Confédération paysanne du Var
Dès potron-minet le 8 janvier, au Luc-en-Provence, une quarantaine d'agriculteurs de la Confédération paysanne du Var ont bloqué entrées et sorties de la plateforme logistique de l'enseigne Leclerc pour défendre le revenu agricole.
Le 8 janvier au Luc, les militants de la Confédération paysanne du Var se sont mobilisés pour défendre le revenu agricole.
© Crédit photo : GL
En bloquant l'arrivée et la sortie des camions le 8 janvier sur la plateforme logistique Leclerc du Luc-en-Provence, la Confédération paysanne a voulu cibler "les prédateurs de la valeur du travail des paysans", explique Nina Lejeune, co-porte-parole du syndicat départemental. "Tous ceux qui spéculent sur le marché alimentaire font du bénéfice sur le dos des paysans qui sont les derniers payés. Et il ne faut pas croire que ça profite au consommateur. Au contraire, car l'agriculture à bas coût coûte cher en financement public, en qualité et en impact environnemental. Les seuls gagnants ce sont les intermédiaires de la grande distribution et de l'industrie agroalimentaire, qui font de la marge en distribuant des produits de mauvaise qualité", développe l'agricultrice.
La Confédération paysanne réclame entre autres "l'interdiction des surmarges en aval des industriels et de la grande distribution", exige la fin des accords de libre-échange, dont le Mercosur, et demande la mise en place de prix minimum d'entrée pour les produits d'importation. "Cela va nous plonger encore plus durablement dans la crise de commercialisation que l'on connaît", avertit Christophe Benvenuto, apiculteur du Var. "En France, on ne produit que la moitié des miels que l'on consomme, il n'y a donc pas de problème de surproduction. Il y a surtout un problème de fraude généralisée, qui permet de faire entrer des miels de qualité douteuse à bas prix", estime Samuel Bettex, l'un de ses confrères des Alpes-de-Haute-Provence. "Les importations augmentent et, en parallèle, les prix de ces miels ont explosé dans les rayonnages des supermarchés. On appauvrit les producteurs tout en vendant plus cher des produits de piètre qualité aux consommateurs", dénonce Christophe Benvenuto.
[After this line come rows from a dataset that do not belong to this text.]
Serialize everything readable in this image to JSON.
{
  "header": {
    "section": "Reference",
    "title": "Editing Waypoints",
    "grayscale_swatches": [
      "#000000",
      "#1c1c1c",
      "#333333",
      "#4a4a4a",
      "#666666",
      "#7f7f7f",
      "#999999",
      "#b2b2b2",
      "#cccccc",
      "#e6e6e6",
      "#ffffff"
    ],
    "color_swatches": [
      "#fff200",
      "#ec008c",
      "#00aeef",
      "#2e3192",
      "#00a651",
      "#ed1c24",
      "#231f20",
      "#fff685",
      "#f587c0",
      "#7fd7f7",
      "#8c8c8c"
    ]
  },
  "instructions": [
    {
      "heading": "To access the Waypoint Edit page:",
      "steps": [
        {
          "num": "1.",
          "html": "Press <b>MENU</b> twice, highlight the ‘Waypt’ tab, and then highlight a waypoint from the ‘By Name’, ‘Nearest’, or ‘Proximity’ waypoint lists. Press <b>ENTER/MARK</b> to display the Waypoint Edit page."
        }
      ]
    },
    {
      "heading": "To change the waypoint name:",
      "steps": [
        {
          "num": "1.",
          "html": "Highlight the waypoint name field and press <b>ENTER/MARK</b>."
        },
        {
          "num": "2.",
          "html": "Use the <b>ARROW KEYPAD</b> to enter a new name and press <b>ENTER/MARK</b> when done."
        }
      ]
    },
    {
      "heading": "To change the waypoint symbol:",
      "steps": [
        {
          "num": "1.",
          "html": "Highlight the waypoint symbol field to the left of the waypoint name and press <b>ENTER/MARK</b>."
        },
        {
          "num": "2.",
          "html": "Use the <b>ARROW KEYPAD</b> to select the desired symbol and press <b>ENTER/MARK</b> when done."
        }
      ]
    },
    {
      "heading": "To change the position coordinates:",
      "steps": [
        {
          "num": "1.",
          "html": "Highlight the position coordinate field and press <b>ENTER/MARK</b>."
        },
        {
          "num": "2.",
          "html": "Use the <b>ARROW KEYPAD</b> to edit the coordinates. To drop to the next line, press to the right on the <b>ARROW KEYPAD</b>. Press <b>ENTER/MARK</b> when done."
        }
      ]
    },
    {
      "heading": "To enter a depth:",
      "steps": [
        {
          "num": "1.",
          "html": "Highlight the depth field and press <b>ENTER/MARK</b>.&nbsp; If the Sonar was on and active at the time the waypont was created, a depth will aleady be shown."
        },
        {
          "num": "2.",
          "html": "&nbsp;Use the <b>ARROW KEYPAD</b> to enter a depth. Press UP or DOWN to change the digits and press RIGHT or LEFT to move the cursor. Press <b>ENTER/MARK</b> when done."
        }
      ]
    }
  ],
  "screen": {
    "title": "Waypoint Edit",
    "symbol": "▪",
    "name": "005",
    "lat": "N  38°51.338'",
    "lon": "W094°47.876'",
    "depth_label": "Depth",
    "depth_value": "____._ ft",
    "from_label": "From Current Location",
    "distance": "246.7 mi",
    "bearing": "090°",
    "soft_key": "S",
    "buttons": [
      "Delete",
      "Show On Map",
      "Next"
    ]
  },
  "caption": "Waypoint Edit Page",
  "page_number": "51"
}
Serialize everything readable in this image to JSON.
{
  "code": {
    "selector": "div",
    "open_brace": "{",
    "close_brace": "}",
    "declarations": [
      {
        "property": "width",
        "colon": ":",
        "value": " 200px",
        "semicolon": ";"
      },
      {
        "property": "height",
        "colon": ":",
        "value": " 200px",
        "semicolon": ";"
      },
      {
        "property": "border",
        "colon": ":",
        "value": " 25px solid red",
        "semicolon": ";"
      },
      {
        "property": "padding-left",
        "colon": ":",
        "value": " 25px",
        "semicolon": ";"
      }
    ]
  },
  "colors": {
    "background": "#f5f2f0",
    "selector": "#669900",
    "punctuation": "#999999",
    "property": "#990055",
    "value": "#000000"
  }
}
"Ces accords organisent la concurrence déloyale et pénalisent les paysans ici, mais aussi ceux des pays importateurs. La réponse n'est pas de baisser les normes sociales et environnementales qui vont dans le bon sens, au contraire. Il faut des prix rémunérateurs", défend Nina Lejeune.
Pour son syndicat, le revenu agricole reste donc central. Et la Confédération paysanne réclame des mesures structurelles et souhaite notamment l'instauration de prix minimum garantis tenant compte des coûts de production, de la rémunération du travail et de la protection sociale.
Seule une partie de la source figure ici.